Não dignificaram (Governo e a própria classe) o exercício da Medicina Geral e Familiar, está estudado que estes especialistas estão habilitados a solucionar entre 85% a 90% das situações clínicas. Certamente, teriam evitado o recorde de mortes que assolou Portugal em 2020. Um simples telefonema teria feito muita diferença em muitos casos, a ideia romântica que nos vendem que o nosso médico de saúde pode ser um "conselheiro", "um amigo", alguém que passou a fazer parte da nossa família não passa de conversa de circunstância, embrulhada de cinismo. Para mim bastava que fosse alguém que desempenhasse com afinco e nobreza a função de cuidador profissional para a qual está a ser pago. Simples. Fingir que se preocupava para justificar a remuneração que é paga pelo erário público (impostos pagos pelo contribuinte).

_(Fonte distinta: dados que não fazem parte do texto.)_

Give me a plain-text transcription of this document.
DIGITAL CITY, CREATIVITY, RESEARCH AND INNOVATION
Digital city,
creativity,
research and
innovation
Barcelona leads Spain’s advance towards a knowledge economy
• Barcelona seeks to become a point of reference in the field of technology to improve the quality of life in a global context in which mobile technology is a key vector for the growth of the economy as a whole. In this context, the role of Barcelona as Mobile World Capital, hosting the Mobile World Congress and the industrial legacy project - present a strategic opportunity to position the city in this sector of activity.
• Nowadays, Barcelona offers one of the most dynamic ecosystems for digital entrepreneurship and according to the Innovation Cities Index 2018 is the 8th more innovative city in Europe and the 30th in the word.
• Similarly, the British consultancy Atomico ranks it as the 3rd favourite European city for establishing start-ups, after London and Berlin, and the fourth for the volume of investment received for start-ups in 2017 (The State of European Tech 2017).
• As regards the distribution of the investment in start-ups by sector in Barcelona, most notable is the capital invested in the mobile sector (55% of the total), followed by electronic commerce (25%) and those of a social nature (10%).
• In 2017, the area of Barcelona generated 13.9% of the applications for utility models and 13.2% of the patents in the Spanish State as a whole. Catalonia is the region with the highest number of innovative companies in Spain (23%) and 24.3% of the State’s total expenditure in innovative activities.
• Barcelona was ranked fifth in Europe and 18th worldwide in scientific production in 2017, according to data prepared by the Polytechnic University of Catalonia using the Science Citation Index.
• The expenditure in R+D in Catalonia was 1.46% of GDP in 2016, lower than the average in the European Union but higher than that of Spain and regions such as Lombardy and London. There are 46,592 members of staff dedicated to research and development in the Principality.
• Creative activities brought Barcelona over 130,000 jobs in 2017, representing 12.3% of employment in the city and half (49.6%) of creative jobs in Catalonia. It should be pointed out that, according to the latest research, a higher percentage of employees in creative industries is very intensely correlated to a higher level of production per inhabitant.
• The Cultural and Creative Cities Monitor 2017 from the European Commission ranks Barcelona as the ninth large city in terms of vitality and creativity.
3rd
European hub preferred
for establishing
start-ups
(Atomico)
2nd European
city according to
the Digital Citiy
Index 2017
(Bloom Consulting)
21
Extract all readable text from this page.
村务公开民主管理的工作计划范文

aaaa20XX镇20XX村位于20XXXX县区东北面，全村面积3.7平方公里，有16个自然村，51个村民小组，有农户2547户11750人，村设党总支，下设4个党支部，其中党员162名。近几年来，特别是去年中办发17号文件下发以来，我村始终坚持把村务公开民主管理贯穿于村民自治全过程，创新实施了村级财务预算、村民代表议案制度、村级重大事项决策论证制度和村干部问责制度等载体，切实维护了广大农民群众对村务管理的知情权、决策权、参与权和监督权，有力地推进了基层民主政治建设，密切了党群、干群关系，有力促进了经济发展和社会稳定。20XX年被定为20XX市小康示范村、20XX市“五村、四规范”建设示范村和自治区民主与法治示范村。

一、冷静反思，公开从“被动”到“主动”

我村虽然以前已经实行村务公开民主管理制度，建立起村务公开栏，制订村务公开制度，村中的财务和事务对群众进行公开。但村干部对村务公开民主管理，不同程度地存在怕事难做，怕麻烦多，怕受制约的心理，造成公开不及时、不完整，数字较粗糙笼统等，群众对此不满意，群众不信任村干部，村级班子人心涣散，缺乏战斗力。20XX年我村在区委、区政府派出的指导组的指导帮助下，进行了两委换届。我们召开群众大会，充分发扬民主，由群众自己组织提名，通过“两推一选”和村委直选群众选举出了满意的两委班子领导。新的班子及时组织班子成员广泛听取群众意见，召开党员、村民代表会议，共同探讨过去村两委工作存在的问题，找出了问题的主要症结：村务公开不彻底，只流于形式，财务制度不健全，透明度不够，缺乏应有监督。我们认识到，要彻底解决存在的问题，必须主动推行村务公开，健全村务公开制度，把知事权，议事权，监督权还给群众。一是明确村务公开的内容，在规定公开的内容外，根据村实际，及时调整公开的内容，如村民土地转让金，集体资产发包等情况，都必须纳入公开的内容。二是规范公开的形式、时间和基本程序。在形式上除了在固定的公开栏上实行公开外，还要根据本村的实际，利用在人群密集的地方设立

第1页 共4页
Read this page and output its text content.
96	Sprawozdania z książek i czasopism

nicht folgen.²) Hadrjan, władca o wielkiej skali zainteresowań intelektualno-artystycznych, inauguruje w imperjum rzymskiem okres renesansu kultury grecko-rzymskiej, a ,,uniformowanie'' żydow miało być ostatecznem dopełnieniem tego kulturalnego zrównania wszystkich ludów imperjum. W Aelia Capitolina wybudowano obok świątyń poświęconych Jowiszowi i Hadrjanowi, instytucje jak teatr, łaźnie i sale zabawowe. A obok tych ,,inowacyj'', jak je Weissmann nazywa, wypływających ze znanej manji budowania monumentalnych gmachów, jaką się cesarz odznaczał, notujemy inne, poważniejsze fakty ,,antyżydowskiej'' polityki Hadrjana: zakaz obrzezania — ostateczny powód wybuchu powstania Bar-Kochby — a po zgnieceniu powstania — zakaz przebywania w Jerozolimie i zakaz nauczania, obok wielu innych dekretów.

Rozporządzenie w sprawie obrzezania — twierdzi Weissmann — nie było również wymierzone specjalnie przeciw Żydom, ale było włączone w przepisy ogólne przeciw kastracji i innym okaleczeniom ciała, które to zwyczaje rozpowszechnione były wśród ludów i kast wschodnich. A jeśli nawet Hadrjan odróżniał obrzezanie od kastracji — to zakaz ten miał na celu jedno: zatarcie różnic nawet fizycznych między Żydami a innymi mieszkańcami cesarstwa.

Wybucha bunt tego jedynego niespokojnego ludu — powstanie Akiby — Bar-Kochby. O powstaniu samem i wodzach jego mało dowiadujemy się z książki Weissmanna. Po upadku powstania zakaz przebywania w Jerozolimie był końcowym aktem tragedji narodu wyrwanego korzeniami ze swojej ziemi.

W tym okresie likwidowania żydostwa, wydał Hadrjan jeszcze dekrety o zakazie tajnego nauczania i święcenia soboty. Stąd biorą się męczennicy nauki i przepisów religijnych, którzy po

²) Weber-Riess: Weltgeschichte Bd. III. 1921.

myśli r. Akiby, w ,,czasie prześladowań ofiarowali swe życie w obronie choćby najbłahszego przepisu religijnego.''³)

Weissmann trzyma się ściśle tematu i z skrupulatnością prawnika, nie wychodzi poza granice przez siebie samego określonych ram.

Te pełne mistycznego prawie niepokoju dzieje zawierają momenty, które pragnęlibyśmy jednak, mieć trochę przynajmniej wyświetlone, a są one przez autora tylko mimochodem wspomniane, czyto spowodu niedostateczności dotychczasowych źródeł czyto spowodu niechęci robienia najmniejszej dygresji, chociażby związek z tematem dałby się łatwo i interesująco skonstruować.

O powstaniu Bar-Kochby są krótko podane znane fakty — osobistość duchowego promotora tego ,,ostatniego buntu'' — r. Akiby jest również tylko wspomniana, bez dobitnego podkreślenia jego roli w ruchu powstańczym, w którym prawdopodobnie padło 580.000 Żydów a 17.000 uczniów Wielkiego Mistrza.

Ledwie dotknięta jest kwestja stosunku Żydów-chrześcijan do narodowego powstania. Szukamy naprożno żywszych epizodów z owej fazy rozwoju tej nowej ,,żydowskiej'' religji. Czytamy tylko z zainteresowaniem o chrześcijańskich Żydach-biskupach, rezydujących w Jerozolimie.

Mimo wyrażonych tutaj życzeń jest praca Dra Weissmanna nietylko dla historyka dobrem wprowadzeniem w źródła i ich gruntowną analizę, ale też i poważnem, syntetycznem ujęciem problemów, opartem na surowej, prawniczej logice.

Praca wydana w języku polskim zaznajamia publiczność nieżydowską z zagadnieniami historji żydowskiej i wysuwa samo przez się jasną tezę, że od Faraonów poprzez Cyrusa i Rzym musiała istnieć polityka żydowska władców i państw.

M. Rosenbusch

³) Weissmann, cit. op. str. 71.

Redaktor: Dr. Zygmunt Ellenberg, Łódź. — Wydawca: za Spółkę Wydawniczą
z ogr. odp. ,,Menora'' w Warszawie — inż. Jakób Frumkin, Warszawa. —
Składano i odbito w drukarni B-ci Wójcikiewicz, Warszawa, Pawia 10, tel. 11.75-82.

Tenho de ressalvar que existirão médicos de família que estiveram sempre em contacto com os seus utentes durante esta pandemia da Covid-19 e não se limitaram a remeter as receitas médicas dos doentes crónicos para o telemóvel ou e-mail, felizmente que há excepções. E um bem haja para esses clínicos que levaram o objectivo de servir a sociedade ao extremo reinventando novas formas de acompanhamento e de vigilância.
[Aguardo com expectativa exemplos de relatos de um bom acompanhamento do seu médico durante a pandemia.]
O que é certo é que a figura do delegado de saúde ganhou maior destaque. Rejuvenesceu. Nunca ouvi tantas vezes as palavras: delegado de saúde. Prestigiaram a burocracia. É a lição que tiro: deram palco aos burocratas. Nunca vamos longe quando se fazem e se privilegiam estas escolhas.
Já vi o meu médico de família ao longe, acenou-me. Retribui o aceno. Pensei para mim: ainda se lembra que sou sua utente, não está tudo perdido.
Esperarei pelo contacto em nome do meu médico para me apresentar no dia e hora marcados para me ser administrada a vacina. Mais uma vez não será o SR. DR. a mandar que me prepare e me sente na cadeira para me ser administrada a vacina, mas a minha enfermeira que auxilia o tal médico que me acenou no outro dia.